Ursula von der Leyen a riposté à la dernière menace tarifaire de Donald Trump, soulignant que les États-Unis sont bloqués par une limite qui les empêche d'augmenter les droits de douane de leur propre chef.
Le président américain a choqué les Européens la semaine dernière lorsqu'il a soudainement menacé d'augmenter les droits de douane sur les voitures fabriquées dans l'UE de 15 % à 25 %, en invoquant le non-respect des règles.
"Un accord est un accord, et nous avons conclu un accord. L'essence de cet accord est la prospérité, des règles communes et la fiabilité", a déclaré Ursula von der Leyen mardi en Arménie. "Nous voulons que ce travail aboutisse à un gain mutuel, à la coopération et à la fiabilité. Et nous sommes prêts à faire face à tous les scénarios", a-t-elle ajouté, faisant allusion à d'éventuelles représailles.
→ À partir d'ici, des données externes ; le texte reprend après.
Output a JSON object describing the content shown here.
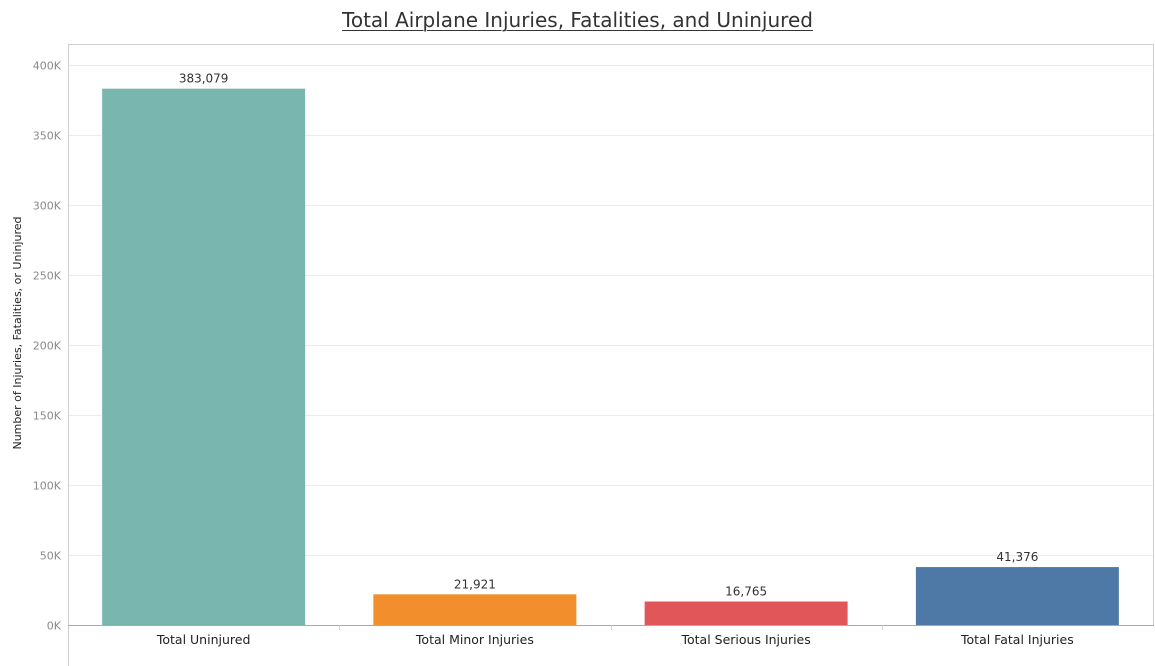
{
  "chart_data": {
    "type": "bar",
    "title": "Total Airplane Injuries, Fatalities, and Uninjured",
    "xlabel": "",
    "ylabel": "Number of Injuries, Fatalities, or Uninjured",
    "categories": [
      "Total Uninjured",
      "Total Minor Injuries",
      "Total Serious Injuries",
      "Total Fatal Injuries"
    ],
    "values": [
      383079,
      21921,
      16765,
      41376
    ],
    "value_labels": [
      "383,079",
      "21,921",
      "16,765",
      "41,376"
    ],
    "colors": [
      "#7ab6b0",
      "#f28e2b",
      "#e15759",
      "#4e79a7"
    ],
    "ylim": [
      0,
      400000
    ],
    "yticks": [
      0,
      50000,
      100000,
      150000,
      200000,
      250000,
      300000,
      350000,
      400000
    ],
    "ytick_labels": [
      "0K",
      "50K",
      "100K",
      "150K",
      "200K",
      "250K",
      "300K",
      "350K",
      "400K"
    ],
    "grid": true,
    "legend": "none"
  }
}
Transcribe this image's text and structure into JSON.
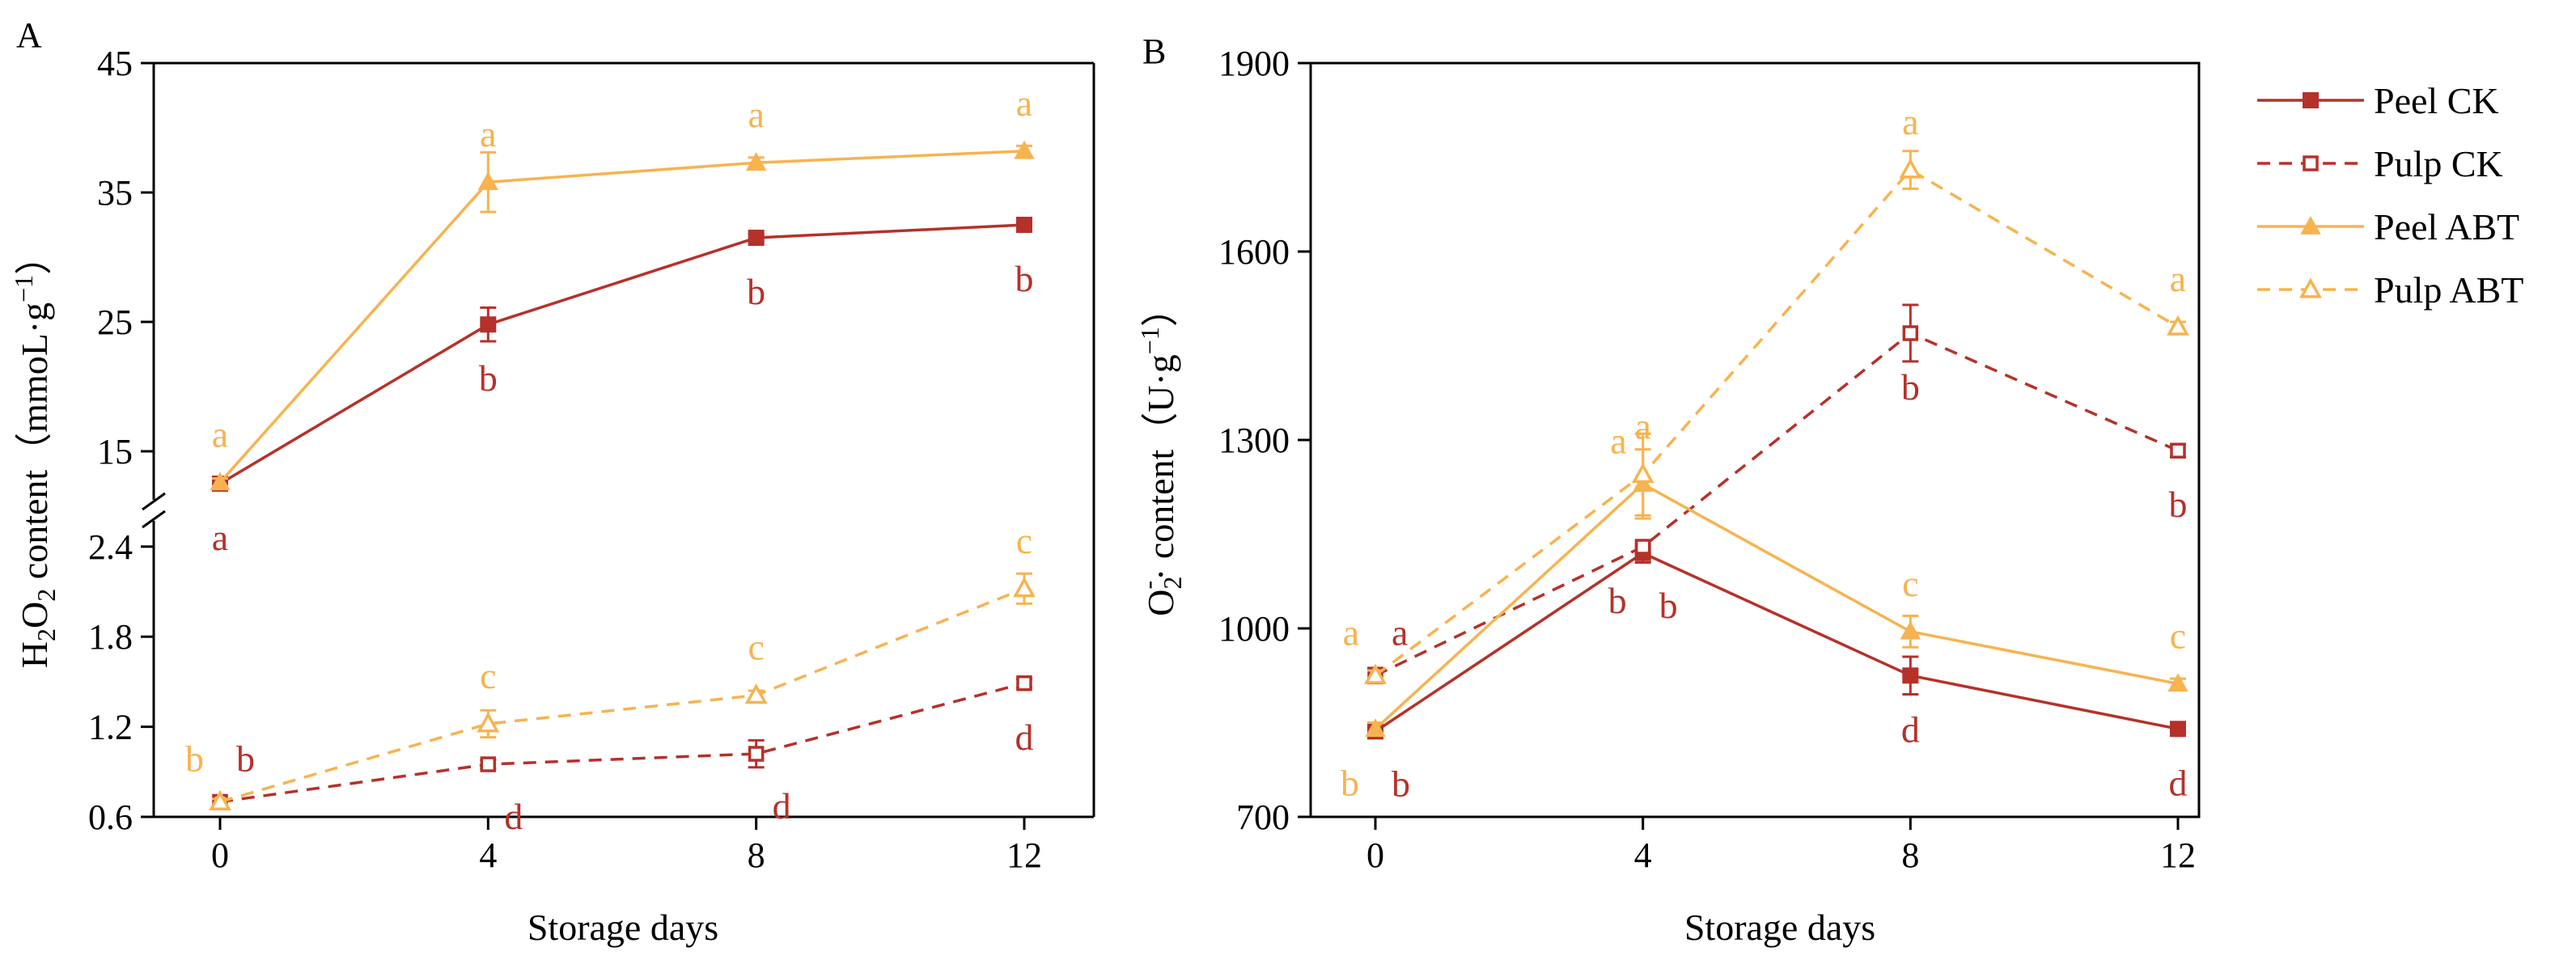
{
  "chart_data": [
    {
      "type": "line",
      "panel_label": "A",
      "title": "",
      "xlabel": "Storage days",
      "ylabel": "H2O2 content（mmoL·g-1）",
      "ylabel_parts": {
        "h": "H",
        "two_a": "2",
        "o": "O",
        "two_b": "2",
        "rest": " content（mmoL·g",
        "sup": "−1",
        "close": "）"
      },
      "x": [
        0,
        4,
        8,
        12
      ],
      "x_ticks": [
        "0",
        "4",
        "8",
        "12"
      ],
      "y_axis_break": true,
      "upper_ylim": [
        11.5,
        45
      ],
      "upper_y_ticks": [
        "15",
        "25",
        "35",
        "45"
      ],
      "lower_ylim": [
        0.6,
        2.55
      ],
      "lower_y_ticks": [
        "0.6",
        "1.2",
        "1.8",
        "2.4"
      ],
      "series": [
        {
          "name": "Peel CK",
          "color": "#b5312a",
          "dashed": false,
          "marker": "filled-square",
          "axis": "upper",
          "values": [
            12.5,
            24.8,
            31.5,
            32.5
          ],
          "errors": [
            0.3,
            1.3,
            0.3,
            0.3
          ],
          "letters": [
            "a",
            "b",
            "b",
            "b"
          ],
          "letter_pos": [
            "below",
            "below",
            "below",
            "below"
          ]
        },
        {
          "name": "Peel ABT",
          "color": "#f7b350",
          "dashed": false,
          "marker": "filled-triangle",
          "axis": "upper",
          "values": [
            12.6,
            35.8,
            37.3,
            38.2
          ],
          "errors": [
            0.3,
            2.3,
            0.4,
            0.4
          ],
          "letters": [
            "a",
            "a",
            "a",
            "a"
          ],
          "letter_pos": [
            "above",
            "above",
            "above",
            "above"
          ]
        },
        {
          "name": "Pulp CK",
          "color": "#b5312a",
          "dashed": true,
          "marker": "open-square",
          "axis": "lower",
          "values": [
            0.7,
            0.95,
            1.02,
            1.49
          ],
          "errors": [
            0.02,
            0.03,
            0.09,
            0.03
          ],
          "letters": [
            "b",
            "d",
            "d",
            "d"
          ],
          "letter_pos": [
            "above-right",
            "below-right",
            "below-right",
            "below"
          ]
        },
        {
          "name": "Pulp ABT",
          "color": "#f7b350",
          "dashed": true,
          "marker": "open-triangle",
          "axis": "lower",
          "values": [
            0.7,
            1.22,
            1.41,
            2.12
          ],
          "errors": [
            0.02,
            0.09,
            0.03,
            0.1
          ],
          "letters": [
            "b",
            "c",
            "c",
            "c"
          ],
          "letter_pos": [
            "above-left",
            "above",
            "above",
            "above"
          ]
        }
      ]
    },
    {
      "type": "line",
      "panel_label": "B",
      "title": "",
      "xlabel": "Storage days",
      "ylabel": "O2·- content（U·g-1）",
      "ylabel_parts": {
        "o": "O",
        "sub": "2",
        "sup_minus": "-",
        "rest": "· content（U·g",
        "sup": "−1",
        "close": "）"
      },
      "x": [
        0,
        4,
        8,
        12
      ],
      "x_ticks": [
        "0",
        "4",
        "8",
        "12"
      ],
      "ylim": [
        700,
        1900
      ],
      "y_ticks": [
        "700",
        "1000",
        "1300",
        "1600",
        "1900"
      ],
      "legend_position": "outside-right-top",
      "series": [
        {
          "name": "Peel CK",
          "color": "#b5312a",
          "dashed": false,
          "marker": "filled-square",
          "values": [
            836,
            1120,
            925,
            840
          ],
          "errors": [
            8,
            15,
            30,
            8
          ],
          "letters": [
            "b",
            "b",
            "d",
            "d"
          ],
          "letter_pos": [
            "below-right",
            "below-right",
            "below",
            "below"
          ]
        },
        {
          "name": "Pulp CK",
          "color": "#b5312a",
          "dashed": true,
          "marker": "open-square",
          "values": [
            925,
            1130,
            1470,
            1283
          ],
          "errors": [
            12,
            10,
            45,
            10
          ],
          "letters": [
            "a",
            "b",
            "b",
            "b"
          ],
          "letter_pos": [
            "above-right",
            "below-left",
            "below",
            "below"
          ]
        },
        {
          "name": "Peel ABT",
          "color": "#f7b350",
          "dashed": false,
          "marker": "filled-triangle",
          "values": [
            840,
            1230,
            995,
            912
          ],
          "errors": [
            10,
            55,
            25,
            8
          ],
          "letters": [
            "b",
            "a",
            "c",
            "c"
          ],
          "letter_pos": [
            "below-left",
            "above-left",
            "above",
            "above"
          ]
        },
        {
          "name": "Pulp ABT",
          "color": "#f7b350",
          "dashed": true,
          "marker": "open-triangle",
          "values": [
            925,
            1245,
            1730,
            1480
          ],
          "errors": [
            8,
            65,
            30,
            8
          ],
          "letters": [
            "a",
            "a",
            "a",
            "a"
          ],
          "letter_pos": [
            "above-left",
            "above",
            "above",
            "above"
          ]
        }
      ]
    }
  ]
}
La présidente de la Commission européenne, qui supervise la politique commerciale, a déclaré que l'Union européenne était "dans les dernières étapes" de la mise en œuvre du pilier de l'accord commercial entre l'UE et les États-Unis visant à éliminer les droits de douane sur un large éventail de produits américains.
La législation est en cours de négociation au Parlement européen, où elle a été précédemment retardée en raison de la tentative de Donald Trump de saisir le Groenland au Danemark. Les eurodéputés ont modifié le texte original pour renforcer les garanties.
Selon la déclaration commune publiée par Bruxelles et Washington l'année dernière, les États-Unis étaient censés abaisser les droits de douane sur les voitures fabriquées dans l'UE dès l'introduction de la législation, plutôt que lors de son approbation finale. Dans le même temps, les États-Unis se sont engagés à respecter un plafond global de 15 % sur les produits de l'UE, empêchant ainsi l'accumulation de droits supplémentaires. "L'alignement sur le plafond convenu est toujours en suspens", a déclaré Ursula von der Leyen, exigeant le respect des "différents processus démocratiques".
S'exprimant à ses côtés, António Costa, le président du Conseil européen, a déclaré que les 27 États membres soutenaient "pleinement" le travail de la Commission et de son président. Depuis que Trump a posté sa menace vendredi, Bruxelles a cherché la "clarté" de Washington sur le raisonnement qui la sous-tend tout en signalant qu'elle était prête à y répondre.
Maroš Šefčovič, le commissaire européen au Commerce, devrait rencontrer Jamieson Lee Greer, le représentant américain au commerce, plus tard dans la journée de mardi, en marge d'une réunion du G7 à Paris, en France, pour discuter de la question.
L'annonce de Donald Trump a été liée aux commentaires faits récemment par le chancelier allemand Friedrich Merz, qui a déclaré que l'Iran avait "humilié" les États-Unis dans la guerre. L'Allemagne est le plus grand constructeur automobile d'Europe et dépend fortement de ses exportations. Friedrich Merz a nié tout lien entre ses propos et les droits de douane de 25 %.